Although taught by Wieser and von Mises and later a professor at Vienna, Gottfried Haberler was a product of the Austrian School but not exactly a doctrinaire follower of Austrian theory. In 1936, Haberler moved to Harvard where, together with Schumpeter, he would be instrumental in the formation of the Harvard generation of economists.
Haberler's two major works - Theory of Internatinonal Trade (1936) and Prosperity and Depression (1937) - were hailed as masterly tomes which, for the first time in either field, drew together numerous scattered ideas into a single theoretical treatment which was both encyclopaedic and rigorous. His work on international trade theory was complemented by several articles which sought to place the theory of comparative advantage on both a positive and normative basis. His rewriting of the theory of comparative advantage in terms of opportunity cost, rather than real cost, led to a long debate with Jacob Viner.

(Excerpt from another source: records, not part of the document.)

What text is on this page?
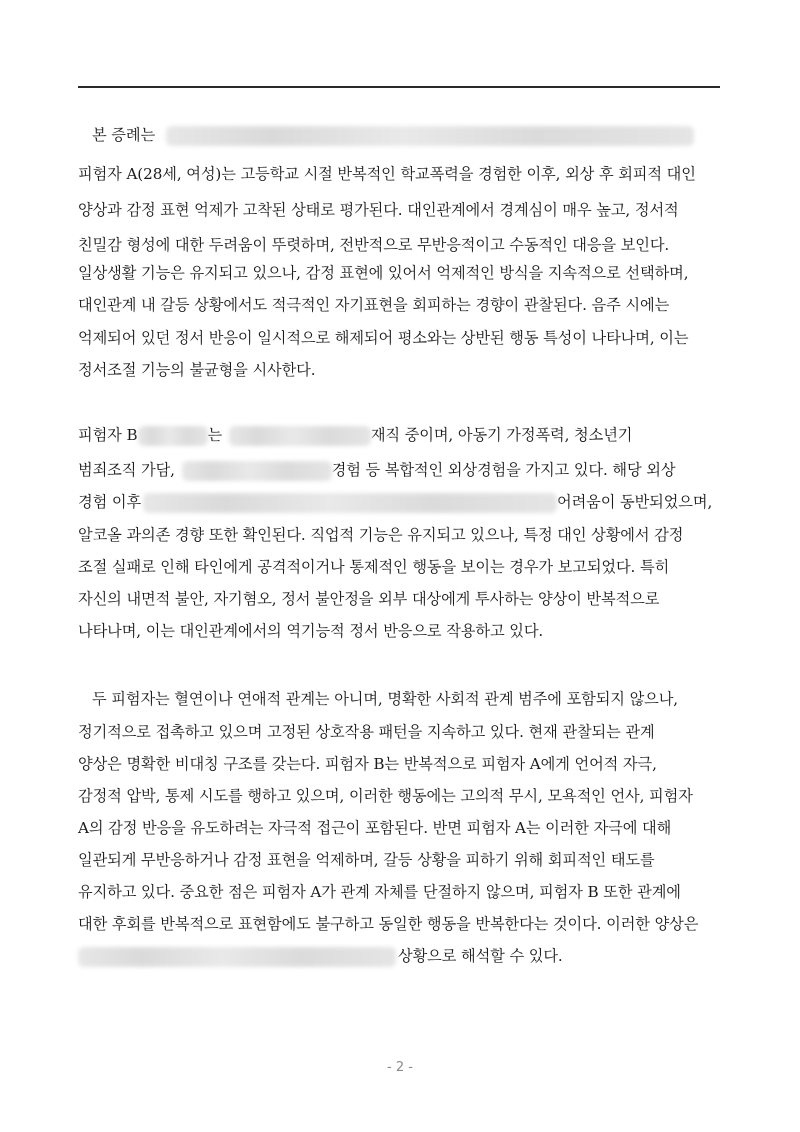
본 증례는
피험자 A(28세, 여성)는 고등학교 시절 반복적인 학교폭력을 경험한 이후, 외상 후 회피적 대인
양상과 감정 표현 억제가 고착된 상태로 평가된다. 대인관계에서 경계심이 매우 높고, 정서적
친밀감 형성에 대한 두려움이 뚜렷하며, 전반적으로 무반응적이고 수동적인 대응을 보인다.
일상생활 기능은 유지되고 있으나, 감정 표현에 있어서 억제적인 방식을 지속적으로 선택하며,
대인관계 내 갈등 상황에서도 적극적인 자기표현을 회피하는 경향이 관찰된다. 음주 시에는
억제되어 있던 정서 반응이 일시적으로 해제되어 평소와는 상반된 행동 특성이 나타나며, 이는
정서조절 기능의 불균형을 시사한다.
피험자 B	는	재직 중이며, 아동기 가정폭력, 청소년기
범죄조직 가담,	경험 등 복합적인 외상경험을 가지고 있다. 해당 외상
경험 이후	어려움이 동반되었으며,
알코올 과의존 경향 또한 확인된다. 직업적 기능은 유지되고 있으나, 특정 대인 상황에서 감정
조절 실패로 인해 타인에게 공격적이거나 통제적인 행동을 보이는 경우가 보고되었다. 특히
자신의 내면적 불안, 자기혐오, 정서 불안정을 외부 대상에게 투사하는 양상이 반복적으로
나타나며, 이는 대인관계에서의 역기능적 정서 반응으로 작용하고 있다.
두 피험자는 혈연이나 연애적 관계는 아니며, 명확한 사회적 관계 범주에 포함되지 않으나,
정기적으로 접촉하고 있으며 고정된 상호작용 패턴을 지속하고 있다. 현재 관찰되는 관계
양상은 명확한 비대칭 구조를 갖는다. 피험자 B는 반복적으로 피험자 A에게 언어적 자극,
감정적 압박, 통제 시도를 행하고 있으며, 이러한 행동에는 고의적 무시, 모욕적인 언사, 피험자
A의 감정 반응을 유도하려는 자극적 접근이 포함된다. 반면 피험자 A는 이러한 자극에 대해
일관되게 무반응하거나 감정 표현을 억제하며, 갈등 상황을 피하기 위해 회피적인 태도를
유지하고 있다. 중요한 점은 피험자 A가 관계 자체를 단절하지 않으며, 피험자 B 또한 관계에
대한 후회를 반복적으로 표현함에도 불구하고 동일한 행동을 반복한다는 것이다. 이러한 양상은
상황으로 해석할 수 있다.
- 2 -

His work on business cycles contains a sizzling critique of Keynes's General Theory, followed up by his equally unsympathetic 1946 and 1962 reviews of the same. He was an unreconstructed proponent of over-investment theories of the cycle, like that of Hayek.
Haberler was also addicted to policy. From the beginning, he was a constant advocate of
both free trade and flexible exchange rates as well as arguing the Monetarist line on internal government policy. In 1971,
Haberler left Harvard to become a resident scholar at the American
Enterprise Institute together with his old schoolmate Fritz Machlup.
His neo-liberal policy prescriptions becoming the hallmark of that institution.